Brasília, 09 (AE) - O ministro Celso de Mello, do Supremo Tribunal Federal (STF), negou um recurso à Prefeitura de São Paulo e manteve decisão do Tribunal de Justiça (TJ) paulista que determinou ao governo estadual que intervenha no município. O TJ determinou a intervenção na cidade de São Paulo em novembro de 1997 porque o município não pagou um resíduo de R$ 10.796,60 ordenado pela Justiça, relativo a uma desapropriação de terra.
Mello não analisou o motivo da intervenção. O ministro negou o recurso porque considera que o STF não é competente para decidir sobre recursos contra intervenções estaduais em municípios determinadas pela Justiça. Segundo Mello, essas decisões são político-administrativas.
"A orientação jurisprudencial prevalecente no Supremo Tribunal Federal (...) assinala que esse excepcional instrumento ostenta, em função de sua natureza mesma, um perfil de ordem político-administrativa", justificou o ministro. Em seguida, Mello afirma que essa atividade político-administrativa é desenvolvida pela corte judiciária local que, no caso analisado, é o TJ.
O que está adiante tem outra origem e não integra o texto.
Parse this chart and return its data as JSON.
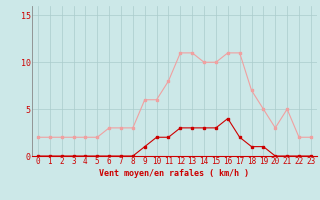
{
  "hours": [
    0,
    1,
    2,
    3,
    4,
    5,
    6,
    7,
    8,
    9,
    10,
    11,
    12,
    13,
    14,
    15,
    16,
    17,
    18,
    19,
    20,
    21,
    22,
    23
  ],
  "vent_moyen": [
    0,
    0,
    0,
    0,
    0,
    0,
    0,
    0,
    0,
    1,
    2,
    2,
    3,
    3,
    3,
    3,
    4,
    2,
    1,
    1,
    0,
    0,
    0,
    0
  ],
  "rafales": [
    2,
    2,
    2,
    2,
    2,
    2,
    3,
    3,
    3,
    6,
    6,
    8,
    11,
    11,
    10,
    10,
    11,
    11,
    7,
    5,
    3,
    5,
    2,
    2
  ],
  "color_moyen": "#cc0000",
  "color_rafales": "#f0a0a0",
  "bg_color": "#cce8e8",
  "grid_color": "#aacccc",
  "xlabel": "Vent moyen/en rafales ( km/h )",
  "ylim": [
    0,
    16
  ],
  "xlim": [
    -0.5,
    23.5
  ],
  "yticks": [
    0,
    5,
    10,
    15
  ],
  "xticks": [
    0,
    1,
    2,
    3,
    4,
    5,
    6,
    7,
    8,
    9,
    10,
    11,
    12,
    13,
    14,
    15,
    16,
    17,
    18,
    19,
    20,
    21,
    22,
    23
  ],
  "tick_fontsize": 5.5,
  "xlabel_fontsize": 6.0,
  "marker_size": 2.0,
  "line_width": 0.8
}
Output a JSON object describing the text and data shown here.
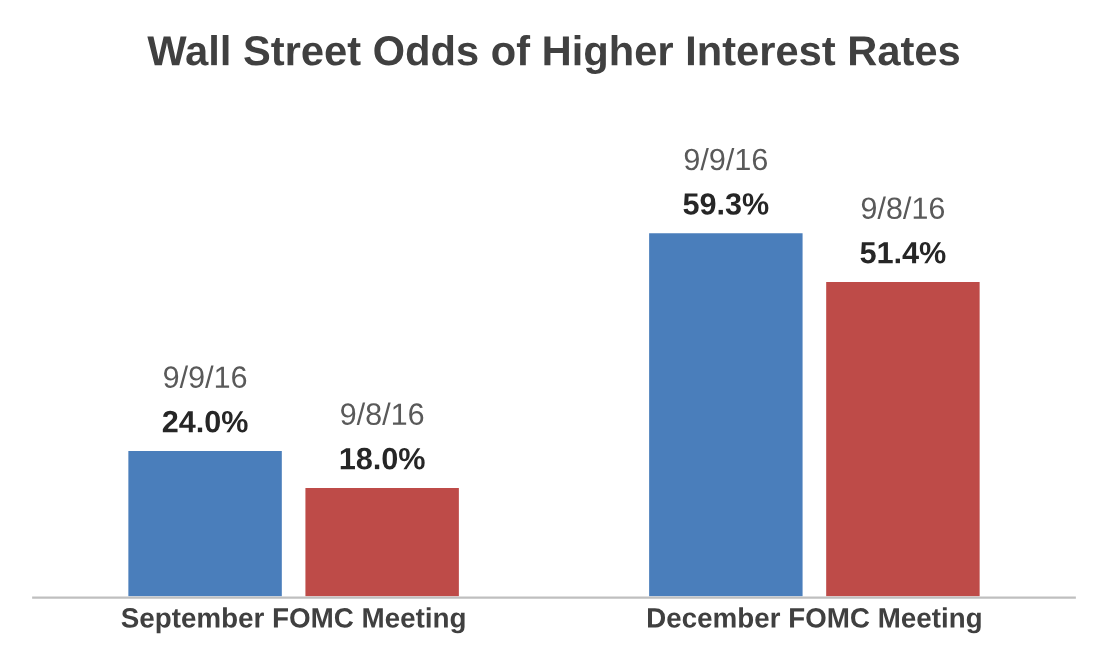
{
  "chart_data": {
    "type": "bar",
    "title": "Wall Street Odds of Higher Interest Rates",
    "categories": [
      "September FOMC Meeting",
      "December FOMC Meeting"
    ],
    "series": [
      {
        "name": "9/9/16",
        "color": "#4a7ebb",
        "values": [
          24.0,
          59.3
        ],
        "value_labels": [
          "24.0%",
          "59.3%"
        ]
      },
      {
        "name": "9/8/16",
        "color": "#be4b48",
        "values": [
          18.0,
          51.4
        ],
        "value_labels": [
          "18.0%",
          "51.4%"
        ]
      }
    ],
    "grid": false,
    "legend": false,
    "tick_labels": "x"
  }
}
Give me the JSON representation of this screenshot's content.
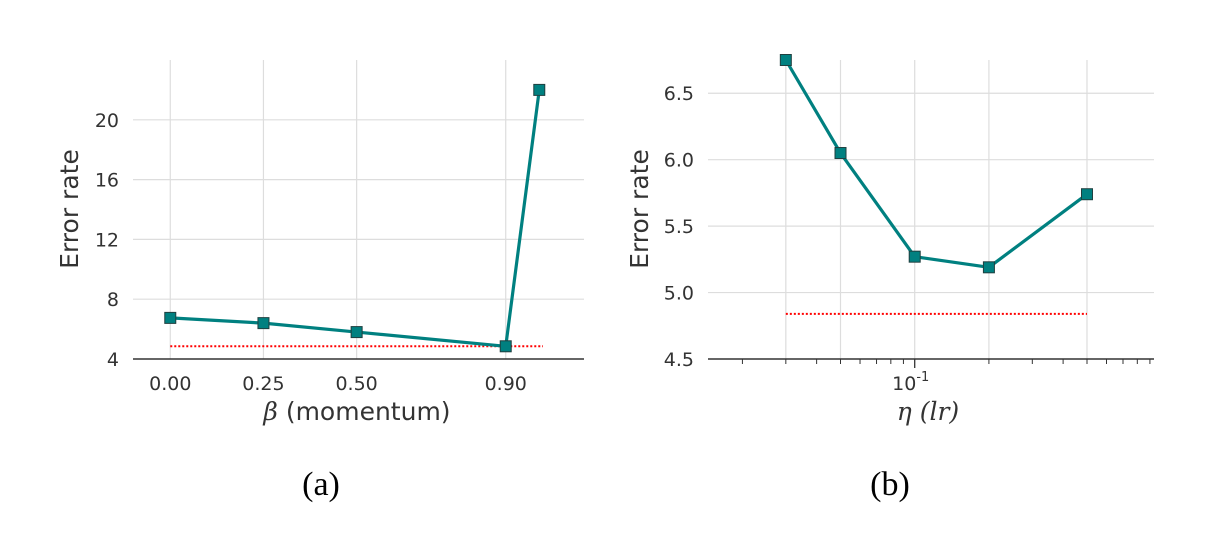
{
  "chart_data": [
    {
      "type": "line",
      "caption": "(a)",
      "ylabel": "Error rate",
      "xlabel_symbol": "β",
      "xlabel_text": " (momentum)",
      "x": [
        0.0,
        0.25,
        0.5,
        0.9,
        0.99
      ],
      "x_ticks": [
        0.0,
        0.25,
        0.5,
        0.9
      ],
      "x_tick_labels": [
        "0.00",
        "0.25",
        "0.50",
        "0.90"
      ],
      "y_ticks": [
        4,
        8,
        12,
        16,
        20
      ],
      "y_tick_labels": [
        "4",
        "8",
        "12",
        "16",
        "20"
      ],
      "xlim": [
        -0.1,
        1.11
      ],
      "ylim": [
        4,
        24
      ],
      "grid": true,
      "series": [
        {
          "values": [
            6.75,
            6.4,
            5.8,
            4.85,
            22.0
          ],
          "color": "#008080",
          "marker": "square",
          "style": "solid"
        }
      ],
      "baseline": {
        "value": 4.85,
        "x_range": [
          0.0,
          1.0
        ],
        "color": "#ff0000",
        "style": "dotted"
      }
    },
    {
      "type": "line",
      "caption": "(b)",
      "ylabel": "Error rate",
      "xlabel_symbol": "η",
      "xlabel_text": " (lr)",
      "xscale": "log",
      "x": [
        0.03,
        0.05,
        0.1,
        0.2,
        0.5
      ],
      "x_ticks": [
        0.1
      ],
      "x_tick_labels_base": "10",
      "x_tick_labels_exp": "-1",
      "minor_x_ticks": [
        0.02,
        0.03,
        0.04,
        0.05,
        0.06,
        0.07,
        0.08,
        0.09,
        0.2,
        0.3,
        0.4,
        0.5,
        0.6,
        0.7,
        0.8,
        0.9
      ],
      "grid_x": [
        0.03,
        0.05,
        0.1,
        0.2,
        0.5
      ],
      "y_ticks": [
        4.5,
        5.0,
        5.5,
        6.0,
        6.5
      ],
      "y_tick_labels": [
        "4.5",
        "5.0",
        "5.5",
        "6.0",
        "6.5"
      ],
      "xlim": [
        0.0145,
        0.935
      ],
      "ylim": [
        4.5,
        6.75
      ],
      "grid": true,
      "series": [
        {
          "values": [
            6.75,
            6.05,
            5.27,
            5.19,
            5.74
          ],
          "color": "#008080",
          "marker": "square",
          "style": "solid"
        }
      ],
      "baseline": {
        "value": 4.84,
        "x_range": [
          0.03,
          0.5
        ],
        "color": "#ff0000",
        "style": "dotted"
      }
    }
  ]
}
Além de São Paulo, outras cidades recorreram ao Supremo contra decisões judiciais que determinaram intervenções estaduais nos municípios. Como a decisão de Mello foi baseada em julgamentos anteriores do STF, até mesmo do plenário, é possível que o resultado de outros eventuais recursos de prefeituras seja o mesmo do obtido por São Paulo.
Por causa da existência de uma jurisprudência do Supremo
estabelecendo que não cabe ao tribunal julgar pedidos contra decisões de TJs sobre intervenções em municípios, a Prefeitura de São Paulo poderá até recorrer contra o despacho Mello, mas as chances de reverter o quadro são muito pequenas.
Além dos recursos contra decisões que determinaram intervenções estaduais em municípios, o STF tem recebido pedidos de intervenção federal em Estados. Até março, o STF tinha recebido 907 processos de intervenção federal, dos quais 75% envolviam o Estado de São Paulo, segundo levantamento feito na época por Mello.
Segundo o procurador-geral do Estado de São Paulo, Márcio Sotelo Felippe, o governador Mário Covas (PSDB) herdou uma dívida de R$ 5 bilhões em precatórios de outros governos. De acordo com ele, nos quatro anos e meio de governo, Covas pagou R$ 1,7 bilhão. "Os pedidos não têm como prosperar; o Estado está pagando", afirmou o procurador.